Multilevel modeling as nonparametric statistics

Tian asks a question about multilevel modeling:

Suppose you have 50 state-level effects parameters. If you treat them as fixed effects and assume non-informative priors, this should just be equivalent to compute the regular likelihood function, right?

If these 50 parameters are regarded as random effects and there is a hyper-distribution for them, say a normal, then the bell-shape of the normal distribution will lead to milder differences between these parameters. Would this fall under the argument of having parsimonious models?

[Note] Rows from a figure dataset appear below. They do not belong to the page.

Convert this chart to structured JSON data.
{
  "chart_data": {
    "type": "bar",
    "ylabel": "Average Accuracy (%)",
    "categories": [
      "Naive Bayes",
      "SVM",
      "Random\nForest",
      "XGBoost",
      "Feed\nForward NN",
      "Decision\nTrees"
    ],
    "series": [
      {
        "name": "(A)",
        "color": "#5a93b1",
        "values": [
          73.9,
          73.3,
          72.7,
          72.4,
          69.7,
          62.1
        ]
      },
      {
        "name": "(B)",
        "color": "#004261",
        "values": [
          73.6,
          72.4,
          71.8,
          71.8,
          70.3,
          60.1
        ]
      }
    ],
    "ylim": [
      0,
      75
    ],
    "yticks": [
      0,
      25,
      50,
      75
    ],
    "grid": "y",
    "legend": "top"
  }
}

This reminds me of a few things. First, I remember when I was in an oral exam at Berkeley. The student, not of one of my own advisees, was fitting a multilevel regression with varying intercepts for the 50 states, and one of the examiners said that he wasn’t sure he believed the exchangeability assumption. I pointed out that “exchangeability” refers to invariance to permutations of indexes, and thus alternative classical analyses (no pooling, complete pooling) also are exchangeable–they are just special cases of the multilevel model where the group-level variance is infinity or zero. (Yes, I know that by giving the story from my perspective, I’m being self-serving, but what choice do I have here?)

Nonparametric?

Getting back to Tian’s question, this is something I’ve thought about for awhile, that hierarchical models are, in fact, nonparametric. I don’t actually think the term “nonparametric” is clearly defined. Sometimes it refers to statistical procedures in which no parameters are estimated, other times it refers to settings where the number of parameters is infinite, or potentially infinite. One way to characterize nonparametric models is that the resulting inferences are not limited to any parametric form. In that sense, hierarchical (multilevel) Bayesian estimates are indeed nonparametric. The model that they are pooling toward is parametric, but the actual estimates are nonparametric in the sense that all things are possible, depending on how much pooling is done.

This was made clear to me in the research that led to my 1990 Jasa paper (with Gary King): By setting up a hierarchical model, we were not limiting the seats-votes curve to any particular parametric form. That made our model more appealing (at least from my perspective) than its predecessors in the seats-votes literature, where various parametric forms were assumed. I think it’s cool that parametric modeling can be used in the service of nonparametric inferences.